Marcos está rodeado de su manada, como siempre. Javi le habla en voz baja, señalándome con la mirada. Cuando nuestros ojos se chocan, Marcos aparta la vista demasiado rápido*.
Me acerco. Error.
—¿Algo que quieras preguntarme, Rojas? —digo, con más valentía de la que siento.
El círculo de chicos se queda en silencio. Javi sonríe como una hiena.
—¿Te refieres a lo de tu nuevo hábito de robar? —dice Marcos, cruzando los brazos.
El aire me golpea el pecho. ¿Él también lo cree?
—No toqué nada de tu cuarto —respondo, clavándole la mirada.
Algo parpadea en sus ojos. ¿Inseguridad? ¿Arrepentimiento?
—Ya basta —dice Marcos, pero no sé a cuál de los dos nos lo dice.
Javi no se rinde.
—Revisemos su mochila entonces.
Antes de que pueda reaccionar, Javi me arranca la mochila de las manos. Mis libros caen al suelo. Y entonces lo veo: el hoodie de Marcos.
El mismo que olí como un perro faldero anoche. El mismo que olvidé devolverle.
—¡Ja! —Javi lo levanta como un trofeo—. ¿Esto no es robar, maricón?
Marcos palidece.
—Ese es…
—Tuyo. Lo sé —termino por él, sintiendo cómo el patio entero me mira—. Me lo prestaste ayer cuando tus amigos me empaparon. ¿O ya lo olvidaste?
El silencio pesa más que cualquier insulto.
Marcos abre la boca para hablar, pero entonces la profesora Fernández aparece.
—¿¡Qué pasa aquí!?
La directora nos tiene a los tres frente a su escritorio: Marcos, Javi y yo.
—¿Quieren explicarme por qué están revisando mochilas como pandilleros? —pregunta, con sus gafas de lectura en la punta de la nariz.
—Fue un malentendido —dice Marcos antes de que Javi hable—. Danny tenía mi hoodie, pero se lo presté.
Javi lo mira como si lo hubiera apuñalado.
—¿Estás defendiéndolo?
—Estoy diciendo la verdad —gruñe Marcos.
La directora suspira.
—Marcos, tú mismo has tenido quejas por bullying.

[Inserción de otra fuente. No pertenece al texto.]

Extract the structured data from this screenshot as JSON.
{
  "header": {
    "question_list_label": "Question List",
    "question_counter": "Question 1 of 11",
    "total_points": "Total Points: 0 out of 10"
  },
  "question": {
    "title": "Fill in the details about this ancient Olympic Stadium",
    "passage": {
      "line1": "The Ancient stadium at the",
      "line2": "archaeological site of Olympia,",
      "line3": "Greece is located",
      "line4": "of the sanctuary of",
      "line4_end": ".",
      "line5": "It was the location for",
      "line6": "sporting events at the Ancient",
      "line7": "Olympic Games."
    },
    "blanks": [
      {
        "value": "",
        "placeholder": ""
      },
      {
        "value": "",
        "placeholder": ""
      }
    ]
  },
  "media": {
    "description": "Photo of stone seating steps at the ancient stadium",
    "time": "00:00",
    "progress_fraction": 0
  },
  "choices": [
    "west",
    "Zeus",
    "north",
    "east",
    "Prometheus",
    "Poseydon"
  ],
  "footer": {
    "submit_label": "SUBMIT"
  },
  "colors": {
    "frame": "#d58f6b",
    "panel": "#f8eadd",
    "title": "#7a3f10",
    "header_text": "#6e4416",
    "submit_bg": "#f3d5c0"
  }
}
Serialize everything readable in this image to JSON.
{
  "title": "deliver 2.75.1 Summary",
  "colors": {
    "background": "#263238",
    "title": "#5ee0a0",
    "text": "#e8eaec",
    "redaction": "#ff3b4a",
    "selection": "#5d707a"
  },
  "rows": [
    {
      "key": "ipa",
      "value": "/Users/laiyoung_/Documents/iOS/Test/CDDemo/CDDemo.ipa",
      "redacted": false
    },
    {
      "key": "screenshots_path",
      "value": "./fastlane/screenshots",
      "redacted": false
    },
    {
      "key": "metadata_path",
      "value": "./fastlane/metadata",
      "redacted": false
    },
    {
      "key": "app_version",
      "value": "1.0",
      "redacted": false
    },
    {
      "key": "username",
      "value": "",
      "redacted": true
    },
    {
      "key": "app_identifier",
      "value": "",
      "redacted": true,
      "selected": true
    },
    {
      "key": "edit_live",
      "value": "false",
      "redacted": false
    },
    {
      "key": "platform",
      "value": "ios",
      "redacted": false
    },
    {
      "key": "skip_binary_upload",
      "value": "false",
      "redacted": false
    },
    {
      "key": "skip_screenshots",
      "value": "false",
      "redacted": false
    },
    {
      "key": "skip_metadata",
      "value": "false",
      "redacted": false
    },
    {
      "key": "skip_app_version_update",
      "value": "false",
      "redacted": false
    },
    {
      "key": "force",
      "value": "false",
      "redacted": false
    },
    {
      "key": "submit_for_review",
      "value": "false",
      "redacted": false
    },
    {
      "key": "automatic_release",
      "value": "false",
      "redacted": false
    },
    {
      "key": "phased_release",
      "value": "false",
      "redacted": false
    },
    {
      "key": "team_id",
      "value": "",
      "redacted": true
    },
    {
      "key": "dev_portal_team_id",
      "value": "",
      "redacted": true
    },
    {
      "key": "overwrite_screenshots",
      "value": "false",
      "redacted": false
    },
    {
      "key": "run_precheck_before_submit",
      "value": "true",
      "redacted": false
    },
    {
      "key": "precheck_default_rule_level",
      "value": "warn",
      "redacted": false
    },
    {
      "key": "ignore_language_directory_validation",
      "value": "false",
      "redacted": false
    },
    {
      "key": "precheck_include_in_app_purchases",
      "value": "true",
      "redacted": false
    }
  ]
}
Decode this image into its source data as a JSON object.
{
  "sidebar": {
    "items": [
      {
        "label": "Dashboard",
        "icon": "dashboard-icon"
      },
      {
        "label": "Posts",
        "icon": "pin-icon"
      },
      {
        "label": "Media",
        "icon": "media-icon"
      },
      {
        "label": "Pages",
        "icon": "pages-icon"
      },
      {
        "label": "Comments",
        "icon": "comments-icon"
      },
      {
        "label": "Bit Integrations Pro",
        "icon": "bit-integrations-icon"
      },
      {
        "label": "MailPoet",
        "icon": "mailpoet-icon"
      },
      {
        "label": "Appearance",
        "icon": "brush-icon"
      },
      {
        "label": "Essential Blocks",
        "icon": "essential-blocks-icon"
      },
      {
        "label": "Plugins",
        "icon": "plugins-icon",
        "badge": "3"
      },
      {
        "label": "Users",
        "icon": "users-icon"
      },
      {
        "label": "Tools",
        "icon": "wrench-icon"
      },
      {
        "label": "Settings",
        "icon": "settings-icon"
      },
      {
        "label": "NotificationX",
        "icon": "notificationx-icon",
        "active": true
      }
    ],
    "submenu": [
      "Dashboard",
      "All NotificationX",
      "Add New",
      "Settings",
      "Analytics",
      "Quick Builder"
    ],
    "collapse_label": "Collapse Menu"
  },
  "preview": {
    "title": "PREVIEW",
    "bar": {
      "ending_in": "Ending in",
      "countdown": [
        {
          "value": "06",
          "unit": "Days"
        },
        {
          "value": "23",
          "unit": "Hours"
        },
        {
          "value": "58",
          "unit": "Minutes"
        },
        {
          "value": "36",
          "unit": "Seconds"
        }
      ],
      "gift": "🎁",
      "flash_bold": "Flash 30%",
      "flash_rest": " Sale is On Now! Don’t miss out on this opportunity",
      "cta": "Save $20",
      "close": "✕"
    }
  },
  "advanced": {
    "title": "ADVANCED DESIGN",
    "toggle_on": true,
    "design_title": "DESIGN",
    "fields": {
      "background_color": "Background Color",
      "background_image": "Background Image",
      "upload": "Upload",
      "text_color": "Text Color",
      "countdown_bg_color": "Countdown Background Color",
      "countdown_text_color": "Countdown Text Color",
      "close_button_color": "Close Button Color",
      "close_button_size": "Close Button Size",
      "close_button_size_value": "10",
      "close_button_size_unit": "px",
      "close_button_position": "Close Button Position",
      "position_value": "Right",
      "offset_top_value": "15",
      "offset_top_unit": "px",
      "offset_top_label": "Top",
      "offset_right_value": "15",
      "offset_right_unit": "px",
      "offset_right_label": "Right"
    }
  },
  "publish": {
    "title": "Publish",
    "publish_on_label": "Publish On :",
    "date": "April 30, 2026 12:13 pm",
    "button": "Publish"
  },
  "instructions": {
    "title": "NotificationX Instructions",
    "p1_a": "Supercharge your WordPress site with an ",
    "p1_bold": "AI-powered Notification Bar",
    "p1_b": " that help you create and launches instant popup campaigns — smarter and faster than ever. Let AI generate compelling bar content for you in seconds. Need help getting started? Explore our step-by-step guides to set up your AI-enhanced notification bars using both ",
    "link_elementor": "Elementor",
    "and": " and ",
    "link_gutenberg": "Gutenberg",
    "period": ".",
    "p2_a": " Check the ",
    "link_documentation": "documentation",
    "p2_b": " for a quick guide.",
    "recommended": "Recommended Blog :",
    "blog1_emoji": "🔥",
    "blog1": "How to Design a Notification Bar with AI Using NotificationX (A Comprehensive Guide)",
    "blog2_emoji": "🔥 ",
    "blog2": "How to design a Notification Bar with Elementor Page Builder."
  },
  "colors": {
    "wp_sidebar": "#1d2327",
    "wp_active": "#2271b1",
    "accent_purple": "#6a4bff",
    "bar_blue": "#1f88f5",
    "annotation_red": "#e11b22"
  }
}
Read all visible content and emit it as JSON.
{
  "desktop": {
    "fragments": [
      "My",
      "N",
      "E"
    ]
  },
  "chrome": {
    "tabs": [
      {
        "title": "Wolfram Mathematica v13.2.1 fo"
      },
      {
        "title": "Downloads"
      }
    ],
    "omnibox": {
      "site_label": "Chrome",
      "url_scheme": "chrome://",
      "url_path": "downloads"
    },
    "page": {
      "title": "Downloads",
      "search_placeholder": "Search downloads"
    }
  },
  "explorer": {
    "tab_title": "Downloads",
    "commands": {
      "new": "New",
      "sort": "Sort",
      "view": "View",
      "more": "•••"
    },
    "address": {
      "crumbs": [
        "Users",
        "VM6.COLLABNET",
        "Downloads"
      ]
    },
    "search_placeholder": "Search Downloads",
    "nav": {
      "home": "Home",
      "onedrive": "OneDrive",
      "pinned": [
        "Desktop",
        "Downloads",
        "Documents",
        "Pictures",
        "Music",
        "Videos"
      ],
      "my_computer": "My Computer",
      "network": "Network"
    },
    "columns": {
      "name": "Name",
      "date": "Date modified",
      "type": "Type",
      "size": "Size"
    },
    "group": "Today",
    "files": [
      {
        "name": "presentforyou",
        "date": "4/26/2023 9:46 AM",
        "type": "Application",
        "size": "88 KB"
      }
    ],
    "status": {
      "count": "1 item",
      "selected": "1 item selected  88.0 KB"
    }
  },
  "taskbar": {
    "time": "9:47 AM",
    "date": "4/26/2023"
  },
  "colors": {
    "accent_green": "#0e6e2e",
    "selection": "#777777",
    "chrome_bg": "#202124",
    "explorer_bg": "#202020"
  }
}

Si esto es otra…
—No lo es —interrumpe él, con los nudillos blancos sobre las rodillas—. Danny y yo estamos trabajando en un proyecto. Nada más.
Al decir mi nombre, me mira. De verdad me mira. Y por primera vez, no hay burla en sus ojos. Hay… algo frágil.
La directora nos deja ir con una advertencia. Afuera, Javi empuja a Marcos contra los casilleros.
—¿Qué mierda te pasa? ¿Te gusta o qué?
Marcos lo aparta de un empujón.
—Basta, Javi.
Hay tanto veneno en su voz que hasta yo me estremezco. Javi se aleja, escupiendo un «estás acabado» antes de desaparecer.
Nos quedamos solos. El pasillo está vacío, pero el aire entre nosotros vibra.
—No sabía que todavía lo tenías —dice Marcos al fin, refiriéndose al hoodie.
—Iba a devolvértelo hoy.
—Quedatelo.
Nos miramos. ¿En serio?
—No quiero tu…
—Quedatelo, Danny.
Y entonces sucede. Su mano roza la mía, solo por un segundo. Un toque eléctrico, disfrazado de accidente.
Los monstruos también tienen miedo (y se llama Javi). Marcos Rojas miente por mí. Un roce de manos puede ser más íntimo que un beso.